- West Coast Warning: California Targets Nonresident Franchisors
- October 13, 2009
- Law Firm: Baker, Donelson, Bearman, Caldwell & Berkowitz, PC - Birmingham Office
It appears that California has joined New York in targeting nonresident franchisors. The California Franchise Tax Board (FTB) has taken the position that nonresident franchisors not qualified to conduct business in California are subject to California withholding. The FTB website states when a nonresident payee – in this case, a franchisor – is not qualified with the California Secretary of State to do business in California, and does not maintain a permanent place of business in California, the payor must withhold 7% from all California source income payments that exceed $1,500 in a calendar year. The FTB website further states that California source income includes payment of royalties.
California law exempts nonresidents from 7% withholding if the nonresident is qualified to do business in California. But the nonresident will be subject to California income taxes. Even more troubling is Section 17952(a) of the California Code of Regulations (CCR), which provides:
Income of nonresidents from rentals or royalties for the use of, or for the privilege of using in this State, patents, copyrights, secret processes and formulas, goodwill, trade-marks, trade brands, franchises, and other like property is taxable, if such intangible property has a business situs in this State within the meaning of [Section 17592](c).
Section 17952(c) of the CCR provides:
Intangible personal property has a business situs in this State if it is employed as capital in this State or the possession and control of the property has been localized in connection with a business, trade or profession in this State so that its substantial use and value attach to and become an asset of the business, trade or profession in this State.
If the nonresident’s intangible personal property is “employed as capital” in California, the nonresident’s effective tax rate will likely be increased. Although this tax approach was undoubtedly directed at the entertainment industry exiles who fled the Golden State for lower tax jurisdictions, its plain language covers franchise royalties.

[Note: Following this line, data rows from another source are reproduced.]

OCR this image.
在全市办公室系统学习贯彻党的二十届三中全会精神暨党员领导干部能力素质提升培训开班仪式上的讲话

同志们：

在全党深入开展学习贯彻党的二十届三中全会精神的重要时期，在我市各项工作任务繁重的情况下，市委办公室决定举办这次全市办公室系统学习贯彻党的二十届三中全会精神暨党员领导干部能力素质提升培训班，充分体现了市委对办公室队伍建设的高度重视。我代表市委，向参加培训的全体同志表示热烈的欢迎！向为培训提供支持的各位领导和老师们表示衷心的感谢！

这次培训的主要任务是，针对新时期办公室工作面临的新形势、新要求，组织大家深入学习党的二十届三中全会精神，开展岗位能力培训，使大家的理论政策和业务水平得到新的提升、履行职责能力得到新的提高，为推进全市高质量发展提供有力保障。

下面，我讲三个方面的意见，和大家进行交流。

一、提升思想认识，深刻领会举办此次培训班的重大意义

By way of an example, let’s assume that the Franchisor (nonresident, but qualified to do business in California) has $1 million in gross revenues, derives $300,000 of its revenues as royalties from California and has taxable income equal to $200,000. In addition, assume that Franchisor has no payroll in California and employs no capital in California. Using California’s allocation formula, the tax on the income is $2,652.
Now assume the following: (i) the value of this same Franchisor is $5 million; (ii) 70% of that value is represented by its trademark and goodwill; (iii) Franchisor’s business in California of licensing its intellectual property constitutes the “employing of capital”; and (iv) that such capital employed are deemed to be in the same percentage as revenues earned (i.e., 30%). California’s allocation formula then produces a tax due of $3,580.
It gets even worse. Let’s now assume that our sample Franchisor is actually a nonresident who is not qualified to do business in California. Under California’s new allocation formula, the Franchisor’s tax liability then soars to $21,000, resulting in an effective tax rate of 10.5%.
Franchisors receiving California source income from their franchisees should contact their tax advisor immediately to determine whether it makes sense to become qualified to conduct business in California. Because franchise registration under the California Franchise Investment Law requires consent to service of process as a condition to franchising in California, a major reason for not undertaking qualification may be absent for franchisors.